The Nurse
Alert whoever you want when your apps are in a bad shape. It uses Sickbay for app monitoring.
How does it work?
- Register the many apps you want to be monitored (with Name, URL to be checked and the HTTP statuses that indicate your app is fine).
- Every X minutes (completely up to you) The Nurse checks your apps
- If N of last M requests (again, completely up to you) returns a status code different from the one you expect, The Nurse will warn the Doctor about it.
- This warn is a POST request containing the name of the service, its URL and the last M HTTP codes received. This POST will be sent to whoever URL you want.
Notice: The app also registers an entry you your DB for each health check. This way you can easily go back in time and check how was your app at any given time.
Why?
The Nurse can be used to trigger a Kill Switch mechanism in your app: When your app receives the The Nurse's request into some endpoint, it stops some critical and automatic procedure to keep going.
This can be extremely useful when dealing with a microservice architecture or when you app depends on external services.
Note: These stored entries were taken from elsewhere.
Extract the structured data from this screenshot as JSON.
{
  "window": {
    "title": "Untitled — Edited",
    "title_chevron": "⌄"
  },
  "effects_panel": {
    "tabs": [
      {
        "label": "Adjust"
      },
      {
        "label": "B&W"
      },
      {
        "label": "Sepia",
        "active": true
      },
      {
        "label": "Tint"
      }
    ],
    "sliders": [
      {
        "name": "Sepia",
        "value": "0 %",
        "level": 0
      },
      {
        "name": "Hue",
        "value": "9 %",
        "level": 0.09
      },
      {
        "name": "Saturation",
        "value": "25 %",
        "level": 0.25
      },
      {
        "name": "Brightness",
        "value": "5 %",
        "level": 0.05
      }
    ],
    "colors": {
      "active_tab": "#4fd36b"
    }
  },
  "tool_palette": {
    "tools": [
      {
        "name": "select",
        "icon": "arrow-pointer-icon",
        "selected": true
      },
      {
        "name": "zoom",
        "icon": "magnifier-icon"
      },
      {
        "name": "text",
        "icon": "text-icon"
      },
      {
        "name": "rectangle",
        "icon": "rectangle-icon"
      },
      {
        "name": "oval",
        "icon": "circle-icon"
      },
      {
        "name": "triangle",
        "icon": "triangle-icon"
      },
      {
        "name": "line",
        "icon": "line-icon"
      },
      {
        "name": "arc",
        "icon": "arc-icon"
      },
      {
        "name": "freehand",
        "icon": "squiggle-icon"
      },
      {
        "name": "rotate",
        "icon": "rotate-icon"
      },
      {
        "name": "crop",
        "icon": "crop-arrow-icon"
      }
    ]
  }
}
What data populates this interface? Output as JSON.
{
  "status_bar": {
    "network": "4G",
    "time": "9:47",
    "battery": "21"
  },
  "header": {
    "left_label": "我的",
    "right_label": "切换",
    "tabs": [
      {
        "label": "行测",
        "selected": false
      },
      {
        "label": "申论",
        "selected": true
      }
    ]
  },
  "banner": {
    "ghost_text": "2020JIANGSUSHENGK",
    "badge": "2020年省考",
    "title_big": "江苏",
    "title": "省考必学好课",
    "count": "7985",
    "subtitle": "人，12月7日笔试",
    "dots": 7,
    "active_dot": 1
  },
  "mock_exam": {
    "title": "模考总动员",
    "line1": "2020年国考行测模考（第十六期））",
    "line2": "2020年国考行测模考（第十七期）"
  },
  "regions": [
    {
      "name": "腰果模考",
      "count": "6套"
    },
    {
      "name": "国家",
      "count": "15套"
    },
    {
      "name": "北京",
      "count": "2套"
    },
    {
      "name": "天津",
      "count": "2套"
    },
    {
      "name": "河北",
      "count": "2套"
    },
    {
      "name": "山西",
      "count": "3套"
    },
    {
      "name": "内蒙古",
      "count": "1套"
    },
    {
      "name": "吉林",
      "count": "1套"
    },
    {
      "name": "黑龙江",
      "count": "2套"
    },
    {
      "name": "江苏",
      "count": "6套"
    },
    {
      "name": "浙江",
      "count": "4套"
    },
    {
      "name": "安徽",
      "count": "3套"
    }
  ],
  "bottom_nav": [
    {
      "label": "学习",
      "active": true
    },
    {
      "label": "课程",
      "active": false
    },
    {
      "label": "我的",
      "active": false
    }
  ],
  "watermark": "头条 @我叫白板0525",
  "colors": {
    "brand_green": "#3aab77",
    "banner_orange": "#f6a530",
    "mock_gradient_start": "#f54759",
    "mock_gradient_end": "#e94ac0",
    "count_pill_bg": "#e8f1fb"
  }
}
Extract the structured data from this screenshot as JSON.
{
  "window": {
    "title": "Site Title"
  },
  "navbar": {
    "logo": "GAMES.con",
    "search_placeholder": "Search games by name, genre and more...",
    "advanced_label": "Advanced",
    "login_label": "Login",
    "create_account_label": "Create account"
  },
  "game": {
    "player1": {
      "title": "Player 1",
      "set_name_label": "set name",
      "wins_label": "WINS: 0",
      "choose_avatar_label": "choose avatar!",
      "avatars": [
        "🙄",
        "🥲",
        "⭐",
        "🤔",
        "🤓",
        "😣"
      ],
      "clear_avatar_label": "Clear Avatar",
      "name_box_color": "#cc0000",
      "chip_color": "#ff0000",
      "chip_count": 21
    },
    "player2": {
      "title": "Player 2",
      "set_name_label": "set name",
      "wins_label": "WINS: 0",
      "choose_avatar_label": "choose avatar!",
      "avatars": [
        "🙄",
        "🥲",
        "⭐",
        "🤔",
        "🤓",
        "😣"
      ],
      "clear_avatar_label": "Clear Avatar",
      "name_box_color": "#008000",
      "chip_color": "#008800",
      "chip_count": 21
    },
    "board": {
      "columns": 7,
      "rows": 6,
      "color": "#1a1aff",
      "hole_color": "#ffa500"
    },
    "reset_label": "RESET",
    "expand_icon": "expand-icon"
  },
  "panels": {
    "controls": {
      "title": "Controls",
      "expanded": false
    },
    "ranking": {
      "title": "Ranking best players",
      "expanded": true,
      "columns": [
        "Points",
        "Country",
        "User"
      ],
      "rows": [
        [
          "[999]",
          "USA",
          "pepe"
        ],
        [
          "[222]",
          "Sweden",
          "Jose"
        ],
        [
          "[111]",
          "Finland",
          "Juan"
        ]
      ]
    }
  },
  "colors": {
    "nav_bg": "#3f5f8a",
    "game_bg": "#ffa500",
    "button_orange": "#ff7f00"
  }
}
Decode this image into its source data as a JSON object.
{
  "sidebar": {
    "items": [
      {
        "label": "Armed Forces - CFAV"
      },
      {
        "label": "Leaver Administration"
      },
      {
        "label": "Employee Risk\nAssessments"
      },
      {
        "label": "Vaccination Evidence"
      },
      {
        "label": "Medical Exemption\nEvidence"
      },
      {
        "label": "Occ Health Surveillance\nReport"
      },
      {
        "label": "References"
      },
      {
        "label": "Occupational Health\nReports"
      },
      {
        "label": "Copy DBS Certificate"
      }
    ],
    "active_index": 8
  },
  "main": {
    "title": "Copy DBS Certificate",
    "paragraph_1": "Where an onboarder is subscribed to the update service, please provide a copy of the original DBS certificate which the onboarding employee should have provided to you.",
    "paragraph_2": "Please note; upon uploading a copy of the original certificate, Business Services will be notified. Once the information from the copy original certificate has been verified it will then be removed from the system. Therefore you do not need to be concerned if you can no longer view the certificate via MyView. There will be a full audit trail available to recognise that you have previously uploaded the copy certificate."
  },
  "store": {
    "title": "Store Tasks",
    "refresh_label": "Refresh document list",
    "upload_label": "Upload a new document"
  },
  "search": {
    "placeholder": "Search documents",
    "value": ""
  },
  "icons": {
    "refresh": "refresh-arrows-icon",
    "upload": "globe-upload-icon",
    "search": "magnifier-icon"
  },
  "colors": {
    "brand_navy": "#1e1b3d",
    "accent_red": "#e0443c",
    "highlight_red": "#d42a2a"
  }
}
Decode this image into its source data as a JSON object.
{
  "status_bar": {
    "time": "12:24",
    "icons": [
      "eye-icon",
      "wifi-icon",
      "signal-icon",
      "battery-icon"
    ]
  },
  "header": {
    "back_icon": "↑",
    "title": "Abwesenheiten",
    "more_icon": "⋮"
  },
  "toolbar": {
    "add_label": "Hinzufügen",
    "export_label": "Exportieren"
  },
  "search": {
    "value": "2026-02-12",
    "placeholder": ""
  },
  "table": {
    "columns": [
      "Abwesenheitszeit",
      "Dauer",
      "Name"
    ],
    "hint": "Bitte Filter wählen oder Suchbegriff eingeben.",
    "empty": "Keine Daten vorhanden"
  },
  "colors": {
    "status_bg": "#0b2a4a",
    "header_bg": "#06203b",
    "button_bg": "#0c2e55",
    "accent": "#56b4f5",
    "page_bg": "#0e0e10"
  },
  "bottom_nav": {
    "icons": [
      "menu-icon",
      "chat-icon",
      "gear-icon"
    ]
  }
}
The Nurse can be also be used as a way to monitoring your apps and warn the right people when something is bad.
Setting up
This setup assumes you have a proper Ruby workspace setted up with:
- Ruby 2.3.1
- Rails 5.0.0.1
- PostgreSQL
- Redis
Just run:
$ git clone http://github.com/IgorMarques/The-Nurse
$ cd The-Nurse
$ bundle install
$ rake db:create db:migrate
Configuring the app
The app runs just fine for demo right out of the box (you just need to register some apps). But before putting your instance of The Nurse into production, remember to set it properly for your own needs.
Registering apps
Using rails console (don't worry, we have plans to add a proper web interface in the near future), create the apps/services you want to monitor. To run the console, run:
$ bundle exec rails console
And to create the apps, run this inside the console:
Service.create(name: 'ExampleService', url: 'www.example-service.com/health', allowed_codes: [200])
NOTICE: The allowed_codes
field is an array
Now your app will be properly monitored once you run the app.
Your Sickbay instance
By default, The Nurse uses my instance of Sickbay on Heroku (on a free tier plan) to run the checks. If you plan on using this app for real, please set your own Sickbay instance. The deploy on Heroku is pretty straightforward (you literally just need to push the code there).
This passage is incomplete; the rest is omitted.